Ayn Rand’s novel The Fountainhead is required reading for all first year architecture students; who are usually captivated by the story of Howard Roark and his designs. However, it is much more than a book about an architect, as any English scholar knows. Rand’s hero, Howard Roark is merely a means by which she introduces her interesting and at times controversial belief system, which she called Objectivism.
To understand Rand’s novel, students must first understand Rand herself and in turn, the Objectivism philosophy. Rand suffered in Russia under the rule of Lenin before she eventually gained access to visit America. Once here, she never left and began to develop her own ideas of how men and women should live and the rules by which they should govern themselves.
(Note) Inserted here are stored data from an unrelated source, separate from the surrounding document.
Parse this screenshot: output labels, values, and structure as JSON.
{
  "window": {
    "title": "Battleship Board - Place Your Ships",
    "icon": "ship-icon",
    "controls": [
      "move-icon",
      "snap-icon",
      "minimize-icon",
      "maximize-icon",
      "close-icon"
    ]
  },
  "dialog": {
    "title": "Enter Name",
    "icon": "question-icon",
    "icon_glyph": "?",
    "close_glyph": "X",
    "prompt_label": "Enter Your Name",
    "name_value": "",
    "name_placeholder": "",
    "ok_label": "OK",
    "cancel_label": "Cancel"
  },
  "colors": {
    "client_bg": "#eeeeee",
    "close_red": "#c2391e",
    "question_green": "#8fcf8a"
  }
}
Her great dislike of the way Lenin ruled Russia led her to develop an entirely different view of how government and society should function; one that she introduces in her novel The Fountainhead.
Part morality tale, part age old story of good versus evil and part a doctrine of a philosophy that many have come to embrace, the story of Howard Roark, his longing to create, and his eventual destruction of his most worthy creation is a gripping saga that high school students, especially those with a love of reading, and perhaps a twinge of teenage selfishness, will greatly enjoy and even relate to in one way or another.
However, before handing them the novel, it is best to use the downloadable power point to review Objectivism itself and to make sure students understand the philosophy they are going to get to know intimately in this novel.
Once you are sure that they have some understanding, you can distribute the Objectivism quiz; I never counted as a grade, I just let them work on it in small groups together as a way to reinforce their understanding of the major tenets of Objectivism. It gets students used to talking about some of the ideas that they are going to be seeing throughout the course of Rand’s novel, and student discussion will play a big role when teaching The Fountainhead.